Sometimes current affairs humor is so good it's better than the real thing. For example this little gem from Minyanville.
If the smartest guys in the room lose $1.4 bln in six trading days, what does that say about Joe Hedge Fund? If the most powerful platforms, the best brains, and the most moolah gets crushed, what does that say about the propensity to panic on the Street?

Algorithms? Here's an algorithm for ya. Heightened returns = heightened risk.

Or a law of physics: heightened risk squared by leverage, divided by hubris, multiplied by the diameter of other people's money is the circumference of what could become a real conundrum for the real economy.
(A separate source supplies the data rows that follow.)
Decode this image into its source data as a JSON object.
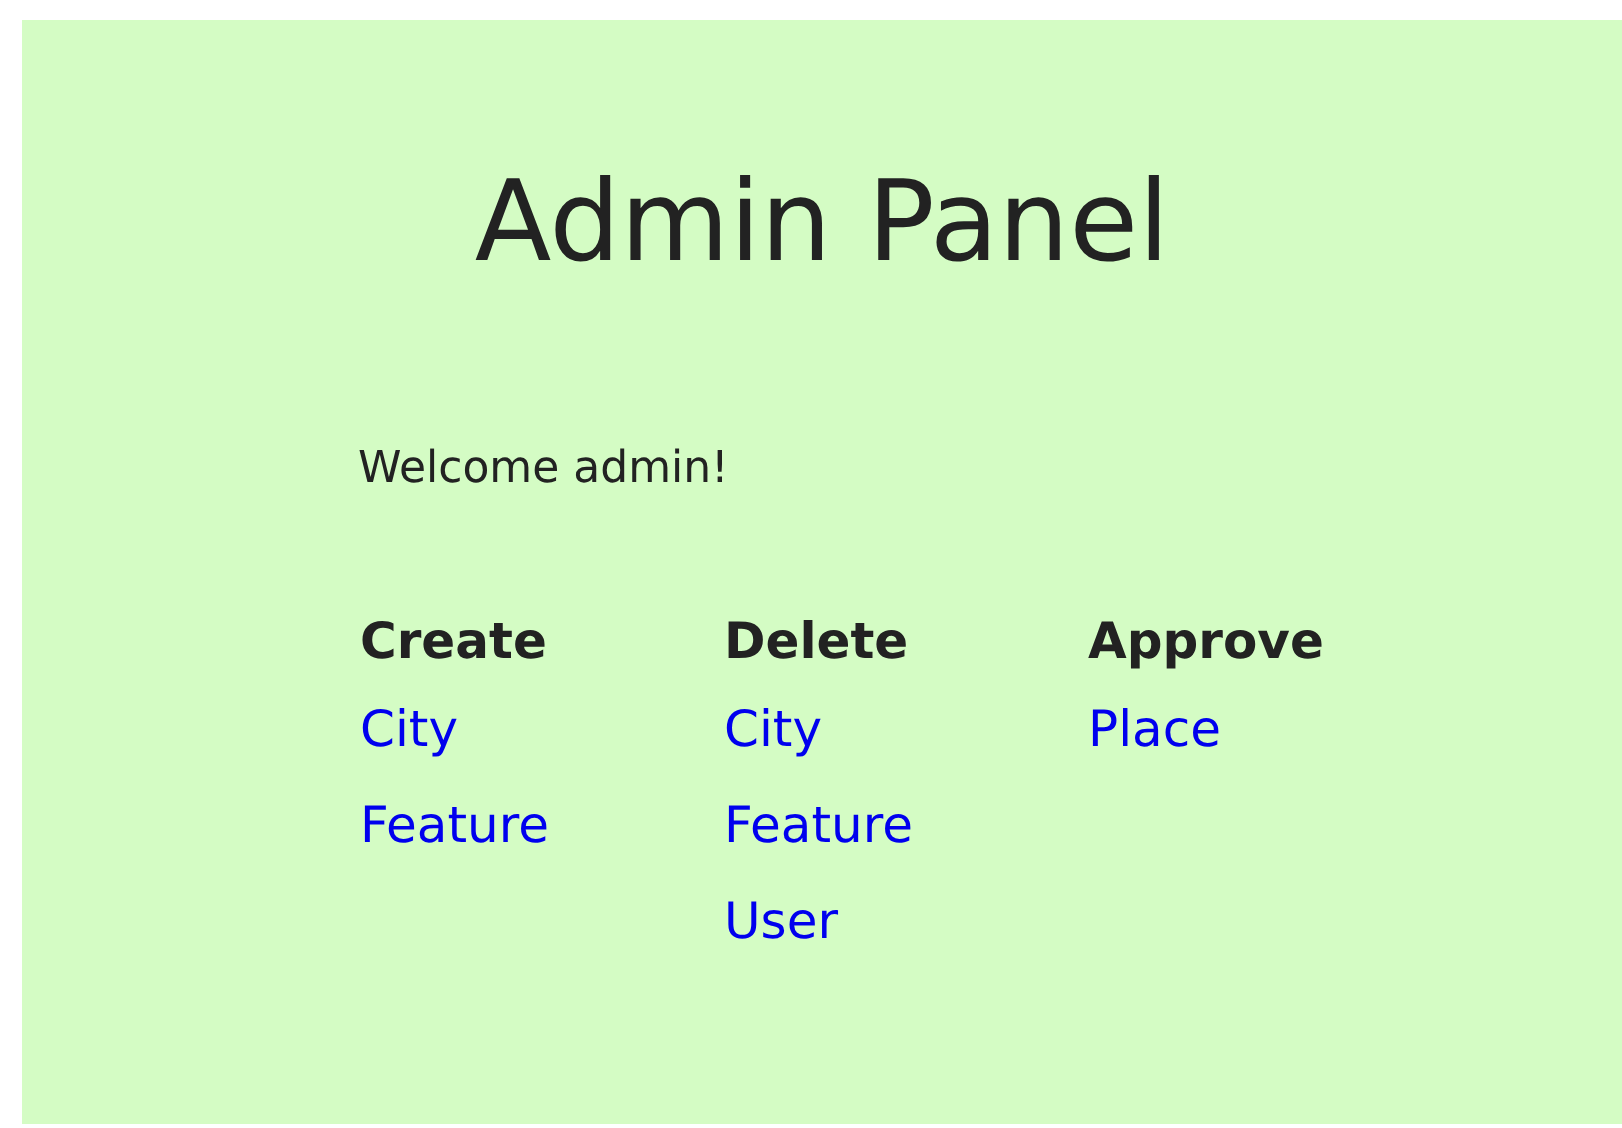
{
  "title": "Admin Panel",
  "welcome": "Welcome admin!",
  "sections": [
    {
      "heading": "Create",
      "links": [
        "City",
        "Feature"
      ]
    },
    {
      "heading": "Delete",
      "links": [
        "City",
        "Feature",
        "User"
      ]
    },
    {
      "heading": "Approve",
      "links": [
        "Place"
      ]
    }
  ]
}
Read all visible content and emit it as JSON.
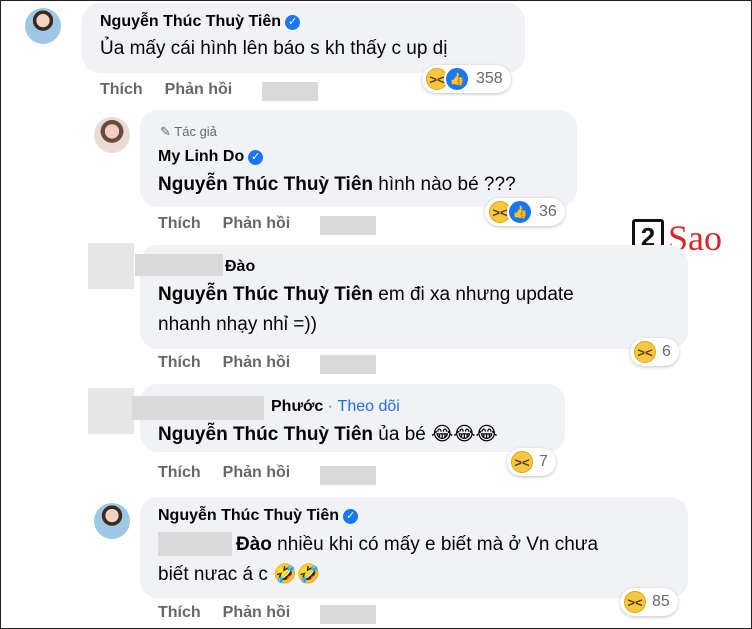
{
  "watermark": {
    "digit": "2",
    "text": "Sao"
  },
  "comments": [
    {
      "author": "Nguyễn Thúc Thuỳ Tiên",
      "text": "Ủa mấy cái hình lên báo s kh thấy c up dị",
      "reaction_count": "358",
      "like_label": "Thích",
      "reply_label": "Phản hồi"
    },
    {
      "author_tag": "Tác giả",
      "author": "My Linh Do",
      "mention": "Nguyễn Thúc Thuỳ Tiên",
      "text": " hình nào bé ???",
      "reaction_count": "36",
      "like_label": "Thích",
      "reply_label": "Phản hồi"
    },
    {
      "author": "Đào",
      "mention": "Nguyễn Thúc Thuỳ Tiên",
      "text_line1": " em đi xa nhưng update",
      "text_line2": "nhanh nhạy nhỉ =))",
      "reaction_count": "6",
      "like_label": "Thích",
      "reply_label": "Phản hồi"
    },
    {
      "author": "Phước",
      "follow_label": "Theo dõi",
      "mention": "Nguyễn Thúc Thuỳ Tiên",
      "text": " ủa bé 😂😂😂",
      "reaction_count": "7",
      "like_label": "Thích",
      "reply_label": "Phản hồi"
    },
    {
      "author": "Nguyễn Thúc Thuỳ Tiên",
      "mention": "Đào",
      "text_line1": " nhiều khi có mấy e biết mà ở Vn chưa",
      "text_line2": "biết nưac á c 🤣🤣",
      "reaction_count": "85",
      "like_label": "Thích",
      "reply_label": "Phản hồi"
    }
  ]
}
The bottom line here is that this is a Main Street deal. A housing market for the middle class deal. It's not a rich prick in the hedge fund deal. Lowering rates is like opening the flood gates on a dam so you can get a sip of water. The 200 day moving average has been shattered (red line on chart at left). Trend lines have capitulated like Singapore before the bicycle army of the Japanese. You have to pay attention to the facts, not the bimbo armies on CNBC and Bloomberg. FACT: Borrowers won't borrow and lenders won't lend. This won't end til they all do. Meanwhile, pay attention. The middle class home owning class is being raped while they are being petted by the fucking media. This ain't close to being over. These hedge funds leveraged money to buy nothing and you can't sell nothing to anybody but my ex-wife. Meaning they have nothing to liquidate. Nothing. BTW, that histogram in the above chart is a major indicator (MACD) and it is one of the most accurate. Them lines have to cross. Have to. 1427 1294 on the S&P is too important a support level to ignore. If that is penetrated we are all fucked. BTW, a lot of the above was cannibalized from a great site called Minyanville. Give it a look, he'll scare the shit out of you but he knows what he's doing. Late Add: market is now 10% off the highs, a major correction at the very least.